The paper “Building Trust in Islamic Finance Products and Services” by Nazim Ali looks closely at the conditions for inculcating trust through Islamic Finance’s ability to project itself as a credible alternative to conventional finance and financial models. How does one overcome deficits of trust? This paper gives us several guidelines: regulatory mechanisms that guarantee Islamic products follow Sharia compliance and conform to fiscal goals, a legal apparatus that safeguards the “material interests” of all those engaged in the enterprise, and social and political exchanges which enable conversations between all involved. All of these make up the capital necessary for the long-term viability and sustainability of Islamic Finance. But more importantly, trust must be produced, and the paper goes onto detail the value of one particular multi-year, multi-region project, conducted under the auspices of the Harvard University Forum on Islamic finance which began in early 1997 and directed its initiatives at a place that many do not attend to, the distrust that permeates stakeholders in the production of finance, Sharia scholars, industry leaders and academics. It also proposes that media, which has been so central to negative portrayals of Muslims be brought into conversations, along with interfaith communities and governments. So, like Patel’s paper on Sri Lanka as well as many of the others, it is clear from this one that trust cannot be sustained unless its ambit reaches far beyond the immediate players in Islamic finance, branding, and products such as halal meats. Trust encompasses a reach beyond its seemingly immediate purview and must be treated as such.
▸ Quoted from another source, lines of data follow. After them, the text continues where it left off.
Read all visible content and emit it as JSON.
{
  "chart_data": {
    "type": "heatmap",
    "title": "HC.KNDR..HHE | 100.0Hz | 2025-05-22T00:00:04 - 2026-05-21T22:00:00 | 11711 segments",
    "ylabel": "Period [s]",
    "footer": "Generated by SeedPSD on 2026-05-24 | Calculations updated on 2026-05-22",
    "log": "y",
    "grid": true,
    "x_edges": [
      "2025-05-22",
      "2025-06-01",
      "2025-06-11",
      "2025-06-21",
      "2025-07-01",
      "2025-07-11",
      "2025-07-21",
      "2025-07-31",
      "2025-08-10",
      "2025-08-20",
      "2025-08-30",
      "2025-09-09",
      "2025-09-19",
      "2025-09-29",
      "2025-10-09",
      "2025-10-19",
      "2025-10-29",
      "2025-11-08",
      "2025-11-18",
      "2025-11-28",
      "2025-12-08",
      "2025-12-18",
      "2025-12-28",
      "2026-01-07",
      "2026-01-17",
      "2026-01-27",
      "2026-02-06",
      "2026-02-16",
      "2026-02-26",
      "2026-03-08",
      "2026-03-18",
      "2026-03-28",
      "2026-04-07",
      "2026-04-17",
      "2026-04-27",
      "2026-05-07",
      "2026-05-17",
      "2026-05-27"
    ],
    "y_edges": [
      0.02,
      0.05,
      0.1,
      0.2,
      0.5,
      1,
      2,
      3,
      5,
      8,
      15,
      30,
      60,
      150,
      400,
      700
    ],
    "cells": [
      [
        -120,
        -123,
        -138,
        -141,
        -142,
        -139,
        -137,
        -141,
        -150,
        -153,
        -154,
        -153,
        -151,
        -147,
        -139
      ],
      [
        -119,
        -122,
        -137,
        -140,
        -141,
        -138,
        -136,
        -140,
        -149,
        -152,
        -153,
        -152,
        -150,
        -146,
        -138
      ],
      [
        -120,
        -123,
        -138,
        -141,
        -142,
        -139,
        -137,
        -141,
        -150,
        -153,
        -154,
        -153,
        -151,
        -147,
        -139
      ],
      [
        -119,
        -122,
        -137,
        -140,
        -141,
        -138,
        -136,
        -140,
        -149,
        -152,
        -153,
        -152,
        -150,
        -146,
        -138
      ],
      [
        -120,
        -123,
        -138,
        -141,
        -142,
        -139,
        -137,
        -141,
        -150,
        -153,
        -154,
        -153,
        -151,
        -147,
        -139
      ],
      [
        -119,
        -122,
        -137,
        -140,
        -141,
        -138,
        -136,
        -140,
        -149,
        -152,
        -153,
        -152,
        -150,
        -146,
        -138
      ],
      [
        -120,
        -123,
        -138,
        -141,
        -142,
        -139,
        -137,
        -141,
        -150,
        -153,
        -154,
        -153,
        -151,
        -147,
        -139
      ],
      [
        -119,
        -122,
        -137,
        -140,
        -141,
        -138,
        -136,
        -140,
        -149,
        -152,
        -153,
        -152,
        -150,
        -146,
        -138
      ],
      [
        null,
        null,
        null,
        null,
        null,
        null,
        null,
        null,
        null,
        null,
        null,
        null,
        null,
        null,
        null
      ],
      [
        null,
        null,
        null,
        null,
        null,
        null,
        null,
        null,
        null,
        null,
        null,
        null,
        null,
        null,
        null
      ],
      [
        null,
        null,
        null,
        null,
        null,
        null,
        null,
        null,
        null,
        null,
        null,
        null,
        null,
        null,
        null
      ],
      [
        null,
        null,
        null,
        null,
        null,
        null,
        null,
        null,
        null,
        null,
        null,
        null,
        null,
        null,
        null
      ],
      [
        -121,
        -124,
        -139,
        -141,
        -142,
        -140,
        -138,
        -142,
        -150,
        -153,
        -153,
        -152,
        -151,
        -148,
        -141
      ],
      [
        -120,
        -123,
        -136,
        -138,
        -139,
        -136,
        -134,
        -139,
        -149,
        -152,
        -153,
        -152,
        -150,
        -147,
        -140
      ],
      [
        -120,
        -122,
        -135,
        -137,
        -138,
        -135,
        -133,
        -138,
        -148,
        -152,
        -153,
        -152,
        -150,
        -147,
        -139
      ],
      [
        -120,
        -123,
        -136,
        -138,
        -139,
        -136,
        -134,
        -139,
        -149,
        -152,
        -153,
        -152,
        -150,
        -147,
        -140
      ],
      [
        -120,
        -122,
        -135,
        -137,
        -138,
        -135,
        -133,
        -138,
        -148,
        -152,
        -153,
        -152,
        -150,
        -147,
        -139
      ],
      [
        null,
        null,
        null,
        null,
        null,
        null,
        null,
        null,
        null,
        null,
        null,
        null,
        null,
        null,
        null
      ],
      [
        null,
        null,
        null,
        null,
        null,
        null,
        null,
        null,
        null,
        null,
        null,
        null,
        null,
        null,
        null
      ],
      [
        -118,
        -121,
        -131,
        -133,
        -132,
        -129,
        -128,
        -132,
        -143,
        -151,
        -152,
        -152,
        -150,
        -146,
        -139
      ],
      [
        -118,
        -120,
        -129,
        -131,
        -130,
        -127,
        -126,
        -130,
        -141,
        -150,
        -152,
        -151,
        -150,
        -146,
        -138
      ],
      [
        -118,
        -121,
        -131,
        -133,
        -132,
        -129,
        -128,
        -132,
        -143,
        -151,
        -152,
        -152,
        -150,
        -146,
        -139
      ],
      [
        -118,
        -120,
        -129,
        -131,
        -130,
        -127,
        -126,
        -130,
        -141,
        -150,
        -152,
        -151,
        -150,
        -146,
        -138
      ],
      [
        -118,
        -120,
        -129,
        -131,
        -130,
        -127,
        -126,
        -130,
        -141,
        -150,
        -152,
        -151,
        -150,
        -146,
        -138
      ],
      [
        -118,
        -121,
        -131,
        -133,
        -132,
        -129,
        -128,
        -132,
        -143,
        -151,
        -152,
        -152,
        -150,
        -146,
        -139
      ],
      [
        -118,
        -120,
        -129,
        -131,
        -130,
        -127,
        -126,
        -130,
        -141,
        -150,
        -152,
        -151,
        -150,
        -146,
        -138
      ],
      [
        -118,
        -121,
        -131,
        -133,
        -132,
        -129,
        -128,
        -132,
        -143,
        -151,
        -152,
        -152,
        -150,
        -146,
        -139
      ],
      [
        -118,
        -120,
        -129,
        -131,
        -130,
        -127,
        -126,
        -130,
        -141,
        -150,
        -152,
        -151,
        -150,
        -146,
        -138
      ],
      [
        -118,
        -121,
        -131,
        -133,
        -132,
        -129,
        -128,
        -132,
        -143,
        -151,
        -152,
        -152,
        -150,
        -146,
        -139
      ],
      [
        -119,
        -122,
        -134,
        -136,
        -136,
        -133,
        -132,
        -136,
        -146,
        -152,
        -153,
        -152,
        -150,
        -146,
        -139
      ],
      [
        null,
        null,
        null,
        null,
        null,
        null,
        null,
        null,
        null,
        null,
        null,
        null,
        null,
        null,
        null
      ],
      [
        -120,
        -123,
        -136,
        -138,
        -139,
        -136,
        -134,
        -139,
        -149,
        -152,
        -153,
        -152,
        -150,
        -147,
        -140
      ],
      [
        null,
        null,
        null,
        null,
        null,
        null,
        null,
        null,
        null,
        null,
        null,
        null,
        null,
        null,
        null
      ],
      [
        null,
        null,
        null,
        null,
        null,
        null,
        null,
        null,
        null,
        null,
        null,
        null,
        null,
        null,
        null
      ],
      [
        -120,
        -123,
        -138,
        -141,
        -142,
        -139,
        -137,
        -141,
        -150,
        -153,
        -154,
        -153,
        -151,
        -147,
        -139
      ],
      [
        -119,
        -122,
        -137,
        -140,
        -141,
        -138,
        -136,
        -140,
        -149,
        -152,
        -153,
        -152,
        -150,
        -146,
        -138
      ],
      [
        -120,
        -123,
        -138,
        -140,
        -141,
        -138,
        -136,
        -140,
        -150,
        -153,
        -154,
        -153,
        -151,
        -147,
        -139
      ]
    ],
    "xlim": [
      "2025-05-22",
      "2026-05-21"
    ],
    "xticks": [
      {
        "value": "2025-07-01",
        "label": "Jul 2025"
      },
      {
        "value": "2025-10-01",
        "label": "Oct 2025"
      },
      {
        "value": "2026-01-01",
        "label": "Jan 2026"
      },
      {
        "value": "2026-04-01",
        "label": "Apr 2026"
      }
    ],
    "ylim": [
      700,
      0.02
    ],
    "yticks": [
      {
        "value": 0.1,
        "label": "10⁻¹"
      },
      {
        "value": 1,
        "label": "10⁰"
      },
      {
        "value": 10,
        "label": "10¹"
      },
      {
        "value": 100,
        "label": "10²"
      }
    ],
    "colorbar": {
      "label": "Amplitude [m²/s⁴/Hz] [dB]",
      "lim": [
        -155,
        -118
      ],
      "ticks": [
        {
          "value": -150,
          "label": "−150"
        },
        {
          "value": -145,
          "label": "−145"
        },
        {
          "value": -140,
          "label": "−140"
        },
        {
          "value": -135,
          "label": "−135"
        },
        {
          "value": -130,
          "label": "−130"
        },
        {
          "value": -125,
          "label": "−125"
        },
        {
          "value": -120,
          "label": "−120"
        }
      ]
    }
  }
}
The special issue reveals the dominance of Islamic finance as the mode of engagement that many scholars take to speak to Islamic capital. But by including other avenues and areas where Islamic capital rather than finance is the focus, or by bringing the larger framework of capital to finance, the issue seeks to ask some broader questions on the modes through which trust and Islamic capital come together. Different sorts or typologies of trust have been examined in the issue. Whether the trust is manifested in an object such as a certificate, or in institution such as a halal certifying body, or in the owner or the manager of the business or simply the waitress in a restaurant, or the local butcher, or a bank manager who sets up care as intrinsic to the work of bringing customers in and treating them well: trust often seems to be rooted in people who deliver what is expected unless there is a reason to believe the contrary. Here, the issue also gives a reader several options from conferences, to certification procedures, to standards. The issue will be of interest to anyone who is curious about faith-based products. But because it brings so many players and procedures into conversation with each other, it is not merely focused on Islamic capital; Islamic capital is the route to something more expansive —an understanding of the ways that any sort of capital is shaped, exchanged, banked, hoarded even. So even if a reader is not particularly concerned with Islam or Islamic products the issue will be of interest to anyone who is investigating the ins and outs of trust as social and as something more under the ambit of commerce and commercial transactions of various kinds.